盗賊討伐から数日後、景実は神社の森の中であのときの山伏に再び出会った。山伏はまっすぐな目で景実を見据えてこう言った。
「どうだ、お前の心の声は聞こえたか?」
景実は沈黙を保ち、しばらくの間、何も答えられなかった。やがて、静かに口を開いた。
「弟があそこまで成長している。俺がこのまま武士を続けても、あいつに追いつくことはないだろう。」
その言葉には、自らの迷いと弟への期待が込められていた。山伏は頷きながら、低い声で答えた。
「伊豆山権現に来い。お前が求める平穏はそこにある。」
景実は帰宅すると、景清の前で深々と頭を下げた。
「父上、私は仏門に入る決意をしました。」
景実の言葉に景清は目を見開き、しばらく何も言えなかった。だが、その決意の強さを悟ると、静かに頷いた。翌朝、彼はそっと寒川を後にした。
「兄上……僕が、この家を守ります。」
平三は小さく呟きながら、去りゆく兄の背中を最後まで見つめていた。

元久2年(1192年)、正月。52歳の梶原景時は、寒川の館で静かに書簡に目を通していた。
「父上! 舞殿で『雪の貴公子』の舞があるんです! 一緒に行きましょう!」
現れたのは末子の九郎、景連だった。
「雪の貴公子…。」
その言葉が、遠い記憶を引き起こした。若宮の影武者として舞を踊ったあの日、自分が「平三」という少年として生きていた時代――清らかで儚い若宮、その舞と共に雪が降り始めた舞殿。景時は静かに微笑み、書簡を置いて立ち上がった。
「行こうか。」
舞殿に着くと、白い装束を纏った子供たちが神聖な空気の中に立ち並び、一人が舞台の中央で舞を踊り始めた。その滑らかで美しい動きは、若宮とともに舞殿で踊ったあの夜を彷彿とさせた。
「父上、あれが『雪の貴公子』です。」
九郎が小声で囁いた。
「雪の貴公子?」
「はい、昔、雪の中で舞を踊った貴公子の話です。神様に愛された少年と言われていますが、誰だったのかは分かっていないそうです。」
九郎の言葉を聞きながら、景時の心にはあの日の若宮の姿が浮かんでいた。美しい装束を纏い、気高く舞殿の中央に立った若宮――その姿は、まぎれもなく「雪の貴公子」そのものだった。舞を見つめる景時の胸には、少年時代の記憶が次々とよみがえった。

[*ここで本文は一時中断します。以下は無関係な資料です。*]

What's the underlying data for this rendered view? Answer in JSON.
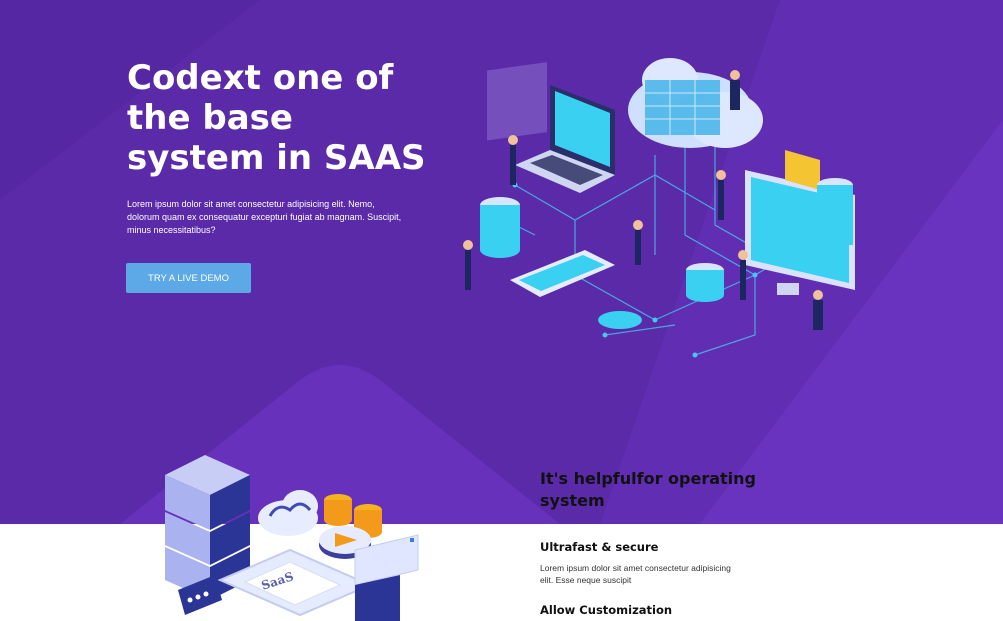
{
  "hero": {
    "title": "Codext one of the base system in SAAS",
    "description": "Lorem ipsum dolor sit amet consectetur adipisicing elit. Nemo, dolorum quam ex consequatur excepturi fugiat ab magnam. Suscipit, minus necessitatibus?",
    "cta_label": "TRY A LIVE DEMO"
  },
  "features": {
    "heading": "It's helpfulfor operating system",
    "items": [
      {
        "title": "Ultrafast & secure",
        "description": "Lorem ipsum dolor sit amet consectetur adipisicing elit. Esse neque suscipit"
      },
      {
        "title": "Allow Customization",
        "description": ""
      }
    ]
  },
  "illustrations": {
    "saas_label": "SaaS"
  },
  "colors": {
    "hero_bg": "#5a2aa8",
    "hero_bg_light": "#6a33c0",
    "accent_blue": "#5da8e6",
    "cyan": "#3fd1f0"
  }
}
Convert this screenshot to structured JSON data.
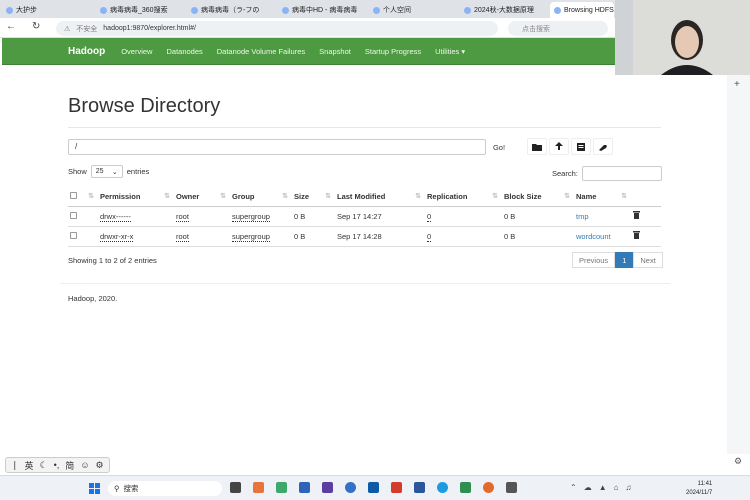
{
  "browser": {
    "tabs": [
      "大护步",
      "病毒病毒_360搜索",
      "病毒病毒（ラ-フの",
      "病毒中HD - 病毒病毒",
      "个人空间",
      "2024秋-大数据原理",
      "Browsing HDFS"
    ],
    "url_warning": "不安全",
    "url": "hadoop1:9870/explorer.html#/",
    "search_placeholder": "点击搜索"
  },
  "navbar": {
    "brand": "Hadoop",
    "items": [
      "Overview",
      "Datanodes",
      "Datanode Volume Failures",
      "Snapshot",
      "Startup Progress",
      "Utilities ▾"
    ]
  },
  "page": {
    "title": "Browse Directory",
    "path": "/",
    "go_label": "Go!",
    "show_label": "Show",
    "page_size": "25",
    "entries_label": "entries",
    "search_label": "Search:"
  },
  "table": {
    "headers": [
      "Permission",
      "Owner",
      "Group",
      "Size",
      "Last Modified",
      "Replication",
      "Block Size",
      "Name"
    ],
    "rows": [
      {
        "permission": "drwx------",
        "owner": "root",
        "group": "supergroup",
        "size": "0 B",
        "modified": "Sep 17 14:27",
        "replication": "0",
        "block_size": "0 B",
        "name": "tmp"
      },
      {
        "permission": "drwxr-xr-x",
        "owner": "root",
        "group": "supergroup",
        "size": "0 B",
        "modified": "Sep 17 14:28",
        "replication": "0",
        "block_size": "0 B",
        "name": "wordcount"
      }
    ]
  },
  "info": "Showing 1 to 2 of 2 entries",
  "pager": {
    "prev": "Previous",
    "current": "1",
    "next": "Next"
  },
  "footer": "Hadoop, 2020.",
  "ime": {
    "lang": "英",
    "mode": "简"
  },
  "taskbar": {
    "search": "搜索",
    "time": "11:41",
    "date": "2024/11/7"
  },
  "colors": {
    "navbar": "#4e9a43",
    "link": "#337ab7"
  }
}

「あの日、わしは『平三』を捨てた。そして若宮の祈りを胸に、梶原景時として生きることを選んだ。」
舞殿を後にした景時は、ふと阿野全成と語り合った日のことが頭に浮かんだ。
「『悪禅師』殿、静殿の舞を覚えているか? 実は若い頃、俺も神前で舞を踊ったことがある。」
全成が目を見開いた表情を思い出し、景時は微かに笑みを浮かべた。
「笑うなよ、このわしが、だ。」
景時は雪が降る寒川の夜にその言葉をふと思い返し、微かに口元をほころばせた。